Destiné à traumatiser les populations, mais aussi à déstabiliser les sociétés, le viol comme arme de guerre détruit les personnes et vise à anéantir purement et simplement la femme dans tout ce qu’elle représente, comme l’explique Denis Mukwege : « Lorsque nous écoutons des témoignages, elles ne sont pas seulement violées mais subissent des actes barbaries qui portent sur leurs organes génitaux. Il y a une volonté de détruire la femme, détruite la porte d’entrée de l’humanité ».

Alors que le film « L’homme qui répare les femmes » montre l’action du docteur dans sa clinique de Panzi, Denis Mukwege espère éveiller les consciences, aussi bien au Congo qu’à l’échelle internationale, où malgré les nombreuses distinctions qui lui ont été adressées, c’est surtout par son indifférence vis-à-vis de la situation en RDC que s’illustre la communauté internationale : « Nous avons utilisé la parole pour faire passer le message, essayer d’éveiller la conscience, autant internationale que nationale, au sujet de ce qu’il se passe à l’Est de la RDC, explique le docteur Denis Mukwege sur le plateau de France 24Ce film va être projeté dans plusieurs capitales, nous espérons pouvoir le projeter, après Paris, à Genève, Washington, mais aussi au Congo.
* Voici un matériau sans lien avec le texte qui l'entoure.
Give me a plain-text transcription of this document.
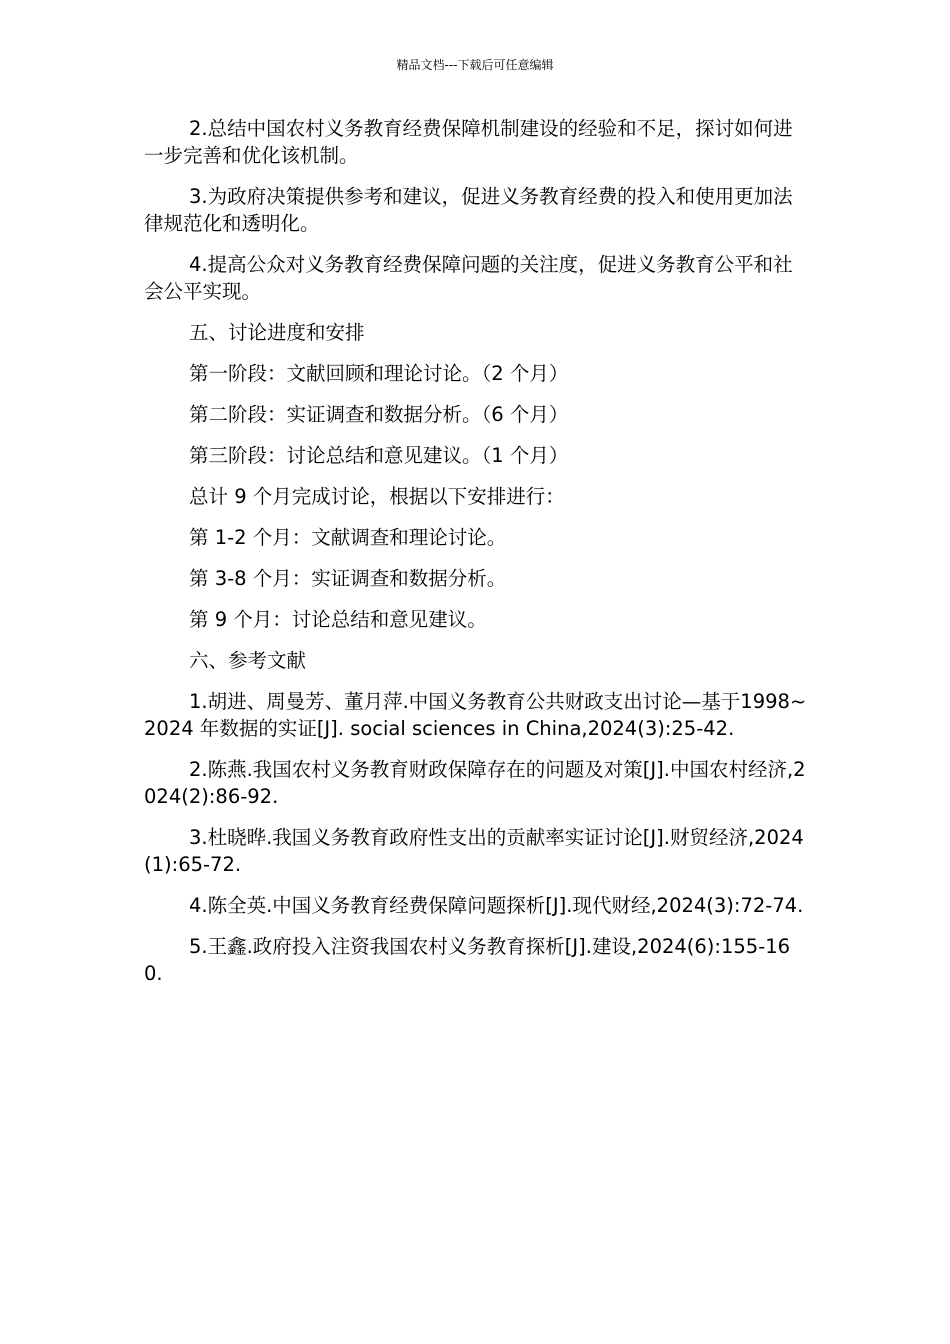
精品文档---下载后可任意编辑

2.总结中国农村义务教育经费保障机制建设的经验和不足，探讨如何进一步完善和优化该机制。

3.为政府决策提供参考和建议，促进义务教育经费的投入和使用更加法律规范化和透明化。

4.提高公众对义务教育经费保障问题的关注度，促进义务教育公平和社会公平实现。

五、讨论进度和安排

第一阶段：文献回顾和理论讨论。（2 个月）

第二阶段：实证调查和数据分析。（6 个月）

第三阶段：讨论总结和意见建议。（1 个月）

总计 9 个月完成讨论，根据以下安排进行：

第 1-2 个月：文献调查和理论讨论。

第 3-8 个月：实证调查和数据分析。

第 9 个月：讨论总结和意见建议。

六、参考文献

1.胡进、周曼芳、董月萍.中国义务教育公共财政支出讨论—基于1998~2024 年数据的实证[J]. social sciences in China,2024(3):25-42.

2.陈燕.我国农村义务教育财政保障存在的问题及对策[J].中国农村经济,2024(2):86-92.

3.杜晓晔.我国义务教育政府性支出的贡献率实证讨论[J].财贸经济,2024(1):65-72.

4.陈全英.中国义务教育经费保障问题探析[J].现代财经,2024(3):72-74.

5.王鑫.政府投入注资我国农村义务教育探析[J].建设,2024(6):155-160.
Lorsque vous voyez les femmes qui parlent dans ce film, ce ne sont pas des victimes, ce ne sont pas des survivantes, ce sont plus que ça, ce sont des femmes qui ont transformé leur peine et leur souffrance en pouvoir, c’est une image très positive de la femme Congolaise. Les autres femmes Congolaises ont besoin de voir ces images de survivantes, de femmes qui essaient de s’en sortir ».

Le gynécologue espère aujourd’hui des décisions fortes de la part de la communauté internationale, et il demande que justice soit faite, notamment à travers un tribunal pénal international qui jugerait les crimes de guerre et les crimes contre l’humanité commis à l’Est de la RDC.
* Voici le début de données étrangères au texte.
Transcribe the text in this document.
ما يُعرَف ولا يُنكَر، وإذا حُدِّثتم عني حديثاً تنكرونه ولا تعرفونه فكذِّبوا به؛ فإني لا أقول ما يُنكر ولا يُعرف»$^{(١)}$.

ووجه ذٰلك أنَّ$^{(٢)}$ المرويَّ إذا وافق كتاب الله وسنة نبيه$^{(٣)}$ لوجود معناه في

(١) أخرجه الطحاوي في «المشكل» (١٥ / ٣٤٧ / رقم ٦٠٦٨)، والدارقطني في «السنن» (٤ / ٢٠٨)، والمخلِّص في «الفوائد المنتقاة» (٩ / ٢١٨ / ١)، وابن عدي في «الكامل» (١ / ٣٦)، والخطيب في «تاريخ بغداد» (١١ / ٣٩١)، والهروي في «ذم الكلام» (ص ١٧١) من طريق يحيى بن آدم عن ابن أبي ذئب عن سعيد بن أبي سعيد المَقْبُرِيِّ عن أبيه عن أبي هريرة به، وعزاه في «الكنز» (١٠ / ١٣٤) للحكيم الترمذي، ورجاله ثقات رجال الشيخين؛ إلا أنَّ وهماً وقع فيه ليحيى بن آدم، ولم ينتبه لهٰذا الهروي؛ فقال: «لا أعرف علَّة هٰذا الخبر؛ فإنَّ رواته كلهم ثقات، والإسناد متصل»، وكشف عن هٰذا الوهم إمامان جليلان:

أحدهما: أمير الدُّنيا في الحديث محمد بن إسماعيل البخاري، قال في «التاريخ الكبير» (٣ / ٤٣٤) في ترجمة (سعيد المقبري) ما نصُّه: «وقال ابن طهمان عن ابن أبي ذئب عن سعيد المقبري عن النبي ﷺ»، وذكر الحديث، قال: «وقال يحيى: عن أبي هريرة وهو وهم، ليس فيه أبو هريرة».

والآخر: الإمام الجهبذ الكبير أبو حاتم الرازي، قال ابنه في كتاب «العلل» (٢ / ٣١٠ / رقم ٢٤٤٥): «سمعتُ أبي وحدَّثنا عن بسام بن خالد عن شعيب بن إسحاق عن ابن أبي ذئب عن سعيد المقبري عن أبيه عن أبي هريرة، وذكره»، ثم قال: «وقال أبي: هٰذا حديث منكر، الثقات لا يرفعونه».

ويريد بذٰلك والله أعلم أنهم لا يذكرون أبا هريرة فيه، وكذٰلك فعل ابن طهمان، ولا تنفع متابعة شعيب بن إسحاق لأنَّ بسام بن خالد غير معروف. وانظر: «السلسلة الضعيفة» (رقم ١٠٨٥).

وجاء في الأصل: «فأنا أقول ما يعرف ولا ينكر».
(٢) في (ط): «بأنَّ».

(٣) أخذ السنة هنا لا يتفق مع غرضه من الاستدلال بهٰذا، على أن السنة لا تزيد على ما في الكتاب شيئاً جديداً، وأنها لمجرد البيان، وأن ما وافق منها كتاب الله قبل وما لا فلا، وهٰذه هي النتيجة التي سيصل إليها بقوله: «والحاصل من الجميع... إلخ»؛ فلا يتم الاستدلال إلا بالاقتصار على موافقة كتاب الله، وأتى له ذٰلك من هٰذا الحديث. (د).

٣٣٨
« Sans justice, je ne vois pas la restauration de leur dignité se faire complètement, il faut absolument qu’il y ait un tribunal pénal international. Ces viols ont été faits pas seulement par des Congolais, mais aussi par des armées étrangères qui étaient entrées au Congo, précise le docteur. On ne peut pas faire la réconciliation si il n’y a pas la vérité. Ceux qui ont commis ces crimes de guerre, ces crimes contre l’humanité, doivent répondre de leurs actes pour que la réconciliation puisse se faire. La communauté internationale a donc un rôle à jouer ».

Doté d’une aura et d’un charisme rares sur la scène médiatique Congolaise, Denis Mukwege peut-il être tenté par l’aventure politique, à un an d’élections présidentielles très attendues en RDC ? « Je suis citoyen Congolais, je suis gynécologue obstétricien, c’est un travail que je fais avec passion, et je pense que je le fais bien », s’est contenté de répondre l’intéressé.

D’après l’ONU, plus de 500 000 femmes ont été violées en République Démocratique du Congo depuis 1996 et le début du conflit à l’Est du pays.